If you can tune in, the pregame show begins at 2:30 PM EST and the first scrum is at 3 PM (9 PM in France). Tiago and a choir 300 strong will be there to sing the anthems. Members of la maîtrise of Opéra comique will also be performing in the pregame show, singing and dancing, directed by international pop star Mika, a singer-composer born in Lebanon to Lebanese-American parents.

Mika was born in 1983. He had to leave Lebanon because of war when he was 8 years old. His family settled in Paris and later moved to London. Mika is a man of the world and a man of peace. He knows how to bring out the best in the children he is preparing for the show. In Paris, they have been practicing together for weeks.

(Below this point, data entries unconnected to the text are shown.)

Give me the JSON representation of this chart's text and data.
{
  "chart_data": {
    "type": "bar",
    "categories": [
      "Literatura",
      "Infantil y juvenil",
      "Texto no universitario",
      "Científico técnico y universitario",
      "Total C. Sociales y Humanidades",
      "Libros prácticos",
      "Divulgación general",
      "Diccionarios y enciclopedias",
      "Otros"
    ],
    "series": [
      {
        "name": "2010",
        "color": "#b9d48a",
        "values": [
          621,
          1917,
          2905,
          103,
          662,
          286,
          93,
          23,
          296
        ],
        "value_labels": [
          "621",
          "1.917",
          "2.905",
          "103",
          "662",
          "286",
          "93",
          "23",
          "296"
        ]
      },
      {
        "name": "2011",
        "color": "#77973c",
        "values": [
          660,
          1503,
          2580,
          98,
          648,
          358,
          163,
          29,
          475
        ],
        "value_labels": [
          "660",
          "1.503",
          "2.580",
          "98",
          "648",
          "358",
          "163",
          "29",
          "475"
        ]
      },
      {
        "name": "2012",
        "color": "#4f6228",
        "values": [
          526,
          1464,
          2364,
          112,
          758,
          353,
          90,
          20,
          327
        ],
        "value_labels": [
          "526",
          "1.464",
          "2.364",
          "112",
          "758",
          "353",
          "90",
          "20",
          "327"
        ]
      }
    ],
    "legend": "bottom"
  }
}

But what about the game? To tell the truth, I never expected to make it beyond the singing of the anthems, but the game and the players drew me in. At first it was pure shock: What! They have no protection! And they’re being thrown around like that!

Though I could recognize certain similarities to American football, I became acutely aware the players’ only protection was mouthguards and the occasional very flimsy looking leather helmet (something more like a winter cap). It’s no surprise the game includes what’s called a “blood replacement”: one player comes on the field while another moves to the sidelines to get the blood wiped off his face. 

In the past six weeks, I’ve also seen more cauliflower ears—up close—than I’d seen in my whole previous life.

Once I got beyond the shock, I tuned into the strange combination of power and grace of this very rough game. These big bulky men jump so high! They run so fast and their sideway passes, their fancy footwork, seem more the stuff of dancers than of athletes who must draw on deep reserves of raw strength.

Two 40-minute periods separated by a 10-minute halftime, few if any timeouts, players are constantly on the move and, as opposed to American football, each player can play many roles: defense, offense, the kicker, star quarterback. True, specialists step in for the incredible “flying kicks” needed to score a field goal, but on the whole, rugby is a game of true teamwork, where there are no stars.

A quote about rugby has been attributed to Winston Churchill, “Rugby is a game for hooligans played by gentlemen.” I get it. These big hulking men I would not like to meet in a dark alley, participating in the roughest sport I’ve ever observed, play like gentlemen—especially when compared to what I’ve observed in French soccer.

The Irish writer Oscar Wilde quipped that “rugby is a good occasion for keeping 30 bullies far from the center of town.”

They may look like bullies, it’s true, but this World Cup has taught me a lot about what it means to be a team player and a true athlete. For that, I thank Tiago and the mêlée des chœurs.

 

La mêlée des choeurs and a player from the Fidji Islands, Tiago front and center.